The Left’s rejection of the science of fire management leads them to turn a deaf ear to natural allies, the CFMEU and the forest industry, who have both called for fuel loads to be reduced in national parks through selective logging and hazard reduction burns. On the other hand, while volunteer firefighters have rightly been praised as heroes, the Left have ignored the fact that in 2019 Daniel Andrews was driven by the firefighters union to dramatically cut funding for the volunteer Country Fire Authority by an estimated $300 million.
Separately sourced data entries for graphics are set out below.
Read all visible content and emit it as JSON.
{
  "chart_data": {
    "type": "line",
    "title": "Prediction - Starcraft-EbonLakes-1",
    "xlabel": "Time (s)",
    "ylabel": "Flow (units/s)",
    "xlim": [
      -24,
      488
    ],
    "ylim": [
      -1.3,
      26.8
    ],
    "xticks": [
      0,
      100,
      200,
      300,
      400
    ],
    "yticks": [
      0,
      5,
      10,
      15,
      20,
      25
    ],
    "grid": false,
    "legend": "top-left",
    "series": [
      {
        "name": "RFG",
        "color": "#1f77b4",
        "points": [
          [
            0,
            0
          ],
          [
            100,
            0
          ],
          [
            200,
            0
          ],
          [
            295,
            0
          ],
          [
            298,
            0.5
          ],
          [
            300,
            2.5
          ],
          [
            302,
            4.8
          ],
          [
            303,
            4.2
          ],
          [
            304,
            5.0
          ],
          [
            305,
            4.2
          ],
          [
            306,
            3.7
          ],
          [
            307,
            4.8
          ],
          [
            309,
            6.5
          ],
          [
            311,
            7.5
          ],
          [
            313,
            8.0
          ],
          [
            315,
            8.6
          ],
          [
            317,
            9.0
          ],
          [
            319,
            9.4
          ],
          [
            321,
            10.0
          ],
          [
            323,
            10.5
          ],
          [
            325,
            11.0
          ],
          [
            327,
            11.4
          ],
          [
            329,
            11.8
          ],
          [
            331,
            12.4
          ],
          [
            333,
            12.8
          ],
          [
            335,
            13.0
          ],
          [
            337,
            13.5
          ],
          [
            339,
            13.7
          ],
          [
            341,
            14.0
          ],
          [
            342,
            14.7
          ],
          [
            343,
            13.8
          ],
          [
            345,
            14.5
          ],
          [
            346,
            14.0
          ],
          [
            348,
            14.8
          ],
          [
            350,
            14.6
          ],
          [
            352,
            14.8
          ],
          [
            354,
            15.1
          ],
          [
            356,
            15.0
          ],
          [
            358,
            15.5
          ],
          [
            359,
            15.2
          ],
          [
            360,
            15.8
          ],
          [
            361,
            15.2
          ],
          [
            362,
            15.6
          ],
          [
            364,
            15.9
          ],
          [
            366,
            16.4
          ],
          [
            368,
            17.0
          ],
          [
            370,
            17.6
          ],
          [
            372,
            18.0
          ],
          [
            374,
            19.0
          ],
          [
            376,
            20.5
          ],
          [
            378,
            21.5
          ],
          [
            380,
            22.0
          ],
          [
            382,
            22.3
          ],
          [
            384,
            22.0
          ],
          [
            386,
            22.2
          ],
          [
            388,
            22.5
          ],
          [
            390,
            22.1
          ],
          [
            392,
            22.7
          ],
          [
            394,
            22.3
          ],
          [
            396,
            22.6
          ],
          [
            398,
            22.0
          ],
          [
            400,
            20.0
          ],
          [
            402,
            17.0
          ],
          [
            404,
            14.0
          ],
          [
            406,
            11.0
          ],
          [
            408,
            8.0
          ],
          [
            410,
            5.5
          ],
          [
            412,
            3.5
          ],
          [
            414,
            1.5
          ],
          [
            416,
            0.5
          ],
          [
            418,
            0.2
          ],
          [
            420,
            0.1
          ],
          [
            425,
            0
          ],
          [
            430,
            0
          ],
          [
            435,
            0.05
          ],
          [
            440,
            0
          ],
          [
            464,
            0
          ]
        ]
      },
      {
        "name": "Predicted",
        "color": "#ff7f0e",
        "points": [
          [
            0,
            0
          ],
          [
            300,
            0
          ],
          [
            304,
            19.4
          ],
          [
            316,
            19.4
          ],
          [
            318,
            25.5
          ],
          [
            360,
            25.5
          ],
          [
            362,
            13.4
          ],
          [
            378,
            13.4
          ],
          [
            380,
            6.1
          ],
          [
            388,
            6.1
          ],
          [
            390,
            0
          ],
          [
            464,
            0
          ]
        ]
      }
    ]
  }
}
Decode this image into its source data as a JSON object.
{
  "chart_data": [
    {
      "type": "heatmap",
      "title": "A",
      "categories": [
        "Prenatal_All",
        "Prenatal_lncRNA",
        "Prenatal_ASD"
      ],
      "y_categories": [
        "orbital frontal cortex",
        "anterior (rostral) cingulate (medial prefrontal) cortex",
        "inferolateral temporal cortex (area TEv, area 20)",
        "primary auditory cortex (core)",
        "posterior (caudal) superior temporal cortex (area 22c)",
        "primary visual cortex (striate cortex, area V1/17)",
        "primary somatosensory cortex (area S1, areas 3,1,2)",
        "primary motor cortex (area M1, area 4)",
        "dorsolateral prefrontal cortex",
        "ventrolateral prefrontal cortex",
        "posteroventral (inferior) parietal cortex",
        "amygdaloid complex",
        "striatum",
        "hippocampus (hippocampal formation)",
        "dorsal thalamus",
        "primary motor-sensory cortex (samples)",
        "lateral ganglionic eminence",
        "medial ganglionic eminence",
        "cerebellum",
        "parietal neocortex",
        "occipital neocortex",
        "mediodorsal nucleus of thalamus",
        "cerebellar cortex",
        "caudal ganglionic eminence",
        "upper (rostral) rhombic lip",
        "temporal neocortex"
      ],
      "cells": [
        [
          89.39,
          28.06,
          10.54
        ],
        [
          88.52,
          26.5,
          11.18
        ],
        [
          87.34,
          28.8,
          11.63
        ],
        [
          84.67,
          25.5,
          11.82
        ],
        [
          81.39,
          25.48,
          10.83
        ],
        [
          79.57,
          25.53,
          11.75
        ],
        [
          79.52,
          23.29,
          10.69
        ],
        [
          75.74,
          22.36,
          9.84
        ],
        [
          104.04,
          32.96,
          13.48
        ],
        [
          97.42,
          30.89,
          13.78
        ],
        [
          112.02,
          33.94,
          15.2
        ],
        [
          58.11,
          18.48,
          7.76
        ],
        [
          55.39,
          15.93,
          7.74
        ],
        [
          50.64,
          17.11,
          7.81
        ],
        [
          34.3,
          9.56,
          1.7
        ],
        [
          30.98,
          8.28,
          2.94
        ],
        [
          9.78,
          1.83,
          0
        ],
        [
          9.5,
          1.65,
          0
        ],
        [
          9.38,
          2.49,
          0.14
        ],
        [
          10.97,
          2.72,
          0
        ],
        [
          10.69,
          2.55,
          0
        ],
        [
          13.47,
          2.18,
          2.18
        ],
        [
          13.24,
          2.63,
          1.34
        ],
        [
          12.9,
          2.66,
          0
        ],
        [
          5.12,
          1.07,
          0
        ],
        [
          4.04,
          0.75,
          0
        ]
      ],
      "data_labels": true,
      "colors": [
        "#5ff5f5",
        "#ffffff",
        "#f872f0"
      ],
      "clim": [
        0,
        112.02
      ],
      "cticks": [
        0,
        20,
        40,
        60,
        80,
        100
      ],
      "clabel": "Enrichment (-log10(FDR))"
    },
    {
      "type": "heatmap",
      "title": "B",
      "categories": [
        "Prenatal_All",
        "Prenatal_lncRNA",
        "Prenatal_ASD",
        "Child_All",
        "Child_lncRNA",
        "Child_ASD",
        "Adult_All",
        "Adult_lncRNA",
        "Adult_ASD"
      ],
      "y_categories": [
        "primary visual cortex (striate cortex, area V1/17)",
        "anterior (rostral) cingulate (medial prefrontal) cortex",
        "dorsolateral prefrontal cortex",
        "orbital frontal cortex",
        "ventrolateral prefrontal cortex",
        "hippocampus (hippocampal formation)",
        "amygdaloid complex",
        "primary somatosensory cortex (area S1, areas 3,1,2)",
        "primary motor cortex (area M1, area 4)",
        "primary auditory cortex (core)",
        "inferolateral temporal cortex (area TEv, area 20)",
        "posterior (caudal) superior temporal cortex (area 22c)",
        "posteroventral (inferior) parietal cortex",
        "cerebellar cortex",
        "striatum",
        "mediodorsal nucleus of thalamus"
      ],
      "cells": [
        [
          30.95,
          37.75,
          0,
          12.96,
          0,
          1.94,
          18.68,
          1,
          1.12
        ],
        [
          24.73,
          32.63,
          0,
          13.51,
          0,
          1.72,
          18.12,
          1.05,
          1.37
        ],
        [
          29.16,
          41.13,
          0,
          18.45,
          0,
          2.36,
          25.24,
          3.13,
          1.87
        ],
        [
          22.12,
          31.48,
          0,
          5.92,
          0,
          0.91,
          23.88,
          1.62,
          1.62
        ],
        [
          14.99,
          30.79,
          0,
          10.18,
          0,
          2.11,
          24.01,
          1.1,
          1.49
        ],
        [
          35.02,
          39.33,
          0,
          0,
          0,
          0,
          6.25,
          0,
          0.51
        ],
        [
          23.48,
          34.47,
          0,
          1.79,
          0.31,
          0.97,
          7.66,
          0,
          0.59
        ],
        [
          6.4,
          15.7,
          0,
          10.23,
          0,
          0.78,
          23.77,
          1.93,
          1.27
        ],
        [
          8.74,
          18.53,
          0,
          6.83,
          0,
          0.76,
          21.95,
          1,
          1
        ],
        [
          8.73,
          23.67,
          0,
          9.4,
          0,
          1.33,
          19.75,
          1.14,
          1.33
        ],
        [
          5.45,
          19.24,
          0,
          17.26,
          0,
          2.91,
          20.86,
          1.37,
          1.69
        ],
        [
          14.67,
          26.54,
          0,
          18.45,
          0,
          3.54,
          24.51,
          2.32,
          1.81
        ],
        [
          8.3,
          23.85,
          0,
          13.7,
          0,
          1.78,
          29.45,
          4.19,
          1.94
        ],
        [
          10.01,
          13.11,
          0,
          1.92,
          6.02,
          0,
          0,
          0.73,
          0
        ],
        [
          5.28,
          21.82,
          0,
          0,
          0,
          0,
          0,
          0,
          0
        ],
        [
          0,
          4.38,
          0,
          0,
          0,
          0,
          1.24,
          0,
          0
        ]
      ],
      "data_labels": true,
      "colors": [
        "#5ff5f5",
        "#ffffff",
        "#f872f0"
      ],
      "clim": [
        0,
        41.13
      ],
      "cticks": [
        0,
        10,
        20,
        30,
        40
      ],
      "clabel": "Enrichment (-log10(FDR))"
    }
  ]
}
The Greens say they support hazard reduction burns ‘but only when guided by the best scientific, ecological and emergency service expertise.’ In practice, it’s a case of jam yesterday and jam tomorrow but never jam today. Protesters at Nowa Nowa in Gippsland, Victoria objected to fuel reduction burns in September and again in October 2019 because ‘Spring burns kill baby birds alive.’ As a result, only 9 hectares were burnt instead of 370. The demonstration was reported by the ABC but mysteriously removed from its website when fires ravaged Nowa Nowa.

Professor of Pyrogeography and Fire Science David Bowman says that ‘since the 1939 Stretton Royal Commission into the Black Friday bushfires, there have been more than 16 major inquiries which have called for greater use of integrated approaches to land use planning and management to minimise disaster risks.

Under Andrews in 2019, Victoria carried out just over half the fuel reduction burns it had planned, burning only one-third of the public land that had been recommended by the Black Saturday bushfires royal commission. Yet the PM’s announcement that he would reduce the threat of bushfires through practical measures such as fuel reduction and zoning rather than bolstering emission reduction targets was met with horror. A commentator at the Guardian called it a sinister shift that, if successful, would ‘signal the end for our planet.’

The peculiar resistance within the Left to admitting that there is anything that can be done to mitigate the threat of bushfires is matched by their refusal to acknowledge that any emissions reductions achieved by Australia over the next decade, which accounts for a little over one per cent of global emissions, would be swamped by increases in China, the largest emitter in the world, which produces 27 per cent of emissions and has said that it will not even start reductions until 2030. China is not only the world’s biggest producer and consumer of coal, it has 245 GW of new coal-fired power capacity under construction. Increased fossil fuel consumption in China drove a four per cent increase in the first half of 2019, the third year of growth.

Meanwhile, in the US, the Left’s bête noire, emissions fell by another 2 per cent without any assistance from the Paris climate accords. It was driven by a massive 10 per cent fall in emissions from the power sector as coal generation fell by 18 per cent, the largest annual decline on record, all driven by market forces because the fracking revolution has made gas cheaper than coal. But that hasn’t altered the Left’s opposition to fracking in NSW and Victoria.

The only response to the bushfires that was more emotional than that of Ms Adjani was the collective outpouring of grief on social media at the estimate by Professor Chris Dickman that the bushfires killed one billion animals. Donations inundated Australia to save singed koalas. Knitters mobilised to knit jumpers for joeys. Yet according to Professor Dickman, the biggest threat to Australian wildlife is not bushfires but cats which kill more than two billion animals every year. There are however more than two billion cat videos on YouTube alone and nothing will persuade those cat fanciers to accept the culling of feral felines any more than we can expect the Left to accept the science of fuel management or the economics of transitional fuels in emissions reductions. Luckily, the Prime Minister doesn’t need the Left, on either side of politics, so he get on with the sensible policies quiet Australians voters endorsed at the 2019 climate change election.